One of the chapters – Cross-Border Actions for Collective Redress – Some Lessons from Canada – provides a distinctly Canadian perspective on these issues. The co-authors John P. Brown and Brandon Kain consider the European Commission’s policy paper on collective redress regimes, which was published in June 2013 after a lengthy, contentious, controversial and tortuous political process. The policy paper contains proposals for addressing the violation of rights granted under European Union law including a non-binding Recommendation “on common principles for injunctive and compensatory collective redress mechanisms in Member States.” As is the case with many political compromises, the Recommendation satisfied almost no one. The Recommendation does not require Member States to implement class action regimes or otherwise reform their existing legal systems, it only urges them to do so. Perhaps the most disappointing aspect of the Recommendation is the adoption of an opt-in rather than an opt-out model for class action regimes.

The focus of the chapter is on how the European Commission’s preference for an opt-in model will affect issues such as (a) jurisdiction and the enforceability of class action judgments in other countries, (b) the need for similar class action regimes in the Member States, and (c) the need for cooperation and coordination between courts in Member States in cross-border proceedings.

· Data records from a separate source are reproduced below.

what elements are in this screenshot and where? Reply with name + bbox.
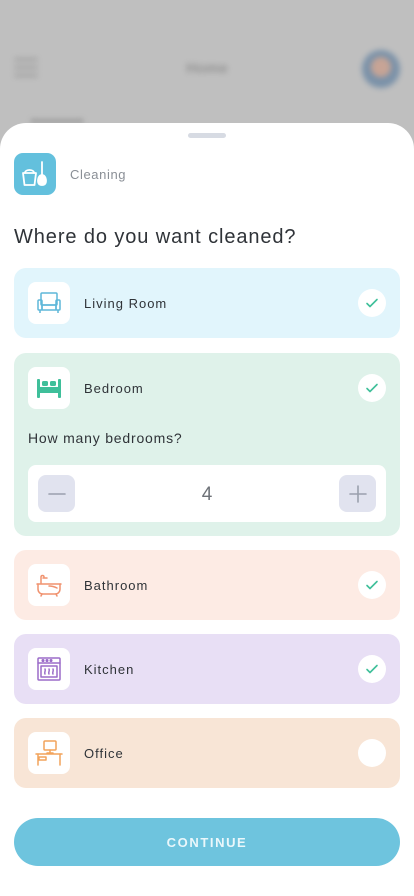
room-option-kitchen[interactable]: Kitchen <box>14 634 400 704</box>
bedrooms-question: How many bedrooms? <box>28 430 183 446</box>
bed-icon <box>28 367 70 409</box>
cleaning-bucket-icon <box>14 153 56 195</box>
room-name: Bedroom <box>84 381 144 396</box>
continue-button[interactable]: CONTINUE <box>14 818 400 866</box>
checkmark-icon[interactable] <box>358 655 386 683</box>
unchecked-circle[interactable] <box>358 739 386 767</box>
avatar <box>362 50 400 88</box>
bottom-sheet: Cleaning Where do you want cleaned? Livi… <box>0 123 414 896</box>
room-option-bathroom[interactable]: Bathroom <box>14 550 400 620</box>
desk-icon <box>28 732 70 774</box>
bedroom-count-stepper: 4 <box>28 465 386 522</box>
checkmark-icon[interactable] <box>358 571 386 599</box>
room-name: Living Room <box>84 296 168 311</box>
page-title: Where do you want cleaned? <box>14 226 297 248</box>
room-name: Kitchen <box>84 662 135 677</box>
room-name: Bathroom <box>84 578 149 593</box>
sheet-handle[interactable] <box>188 133 226 138</box>
checkmark-icon[interactable] <box>358 289 386 317</box>
background-header: Home <box>0 38 414 98</box>
armchair-icon <box>28 282 70 324</box>
bedroom-count-value: 4 <box>201 484 213 505</box>
increment-button[interactable] <box>339 475 376 512</box>
oven-icon <box>28 648 70 690</box>
room-name: Office <box>84 746 124 761</box>
room-option-office[interactable]: Office <box>14 718 400 788</box>
room-option-bedroom[interactable]: Bedroom How many bedrooms? 4 <box>14 353 400 536</box>
bathtub-icon <box>28 564 70 606</box>
plus-icon <box>348 484 367 503</box>
service-label: Cleaning <box>70 167 127 182</box>
room-option-living-room[interactable]: Living Room <box>14 268 400 338</box>
checkmark-icon[interactable] <box>358 374 386 402</box>
background-title: Home <box>186 60 228 77</box>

These issues are examined through the lens of Canadian class action experience with a view to offering insights into the challenges Member States will likely face when they begin implementing opt-in class action regimes. Canadian lawyers, judges and lawmakers have been dealing with cross-border ?class actions for over twenty years. In the process they have identified many of the key problems that such actions can create and they continue to struggle, mostly on an ad hoc basis, to find solutions for the issues of jurisdiction and enforceability as they arise. Some viable solutions have been identified which are largely dependent on the existence of similar class action or collective redress regimes between countries. These solutions also require cooperation and coordination between courts in the different countries in order to address competing and/or overlapping class actions. Canada’s experience in this area can therefore be quite relevant to the European Union and its independent Member States.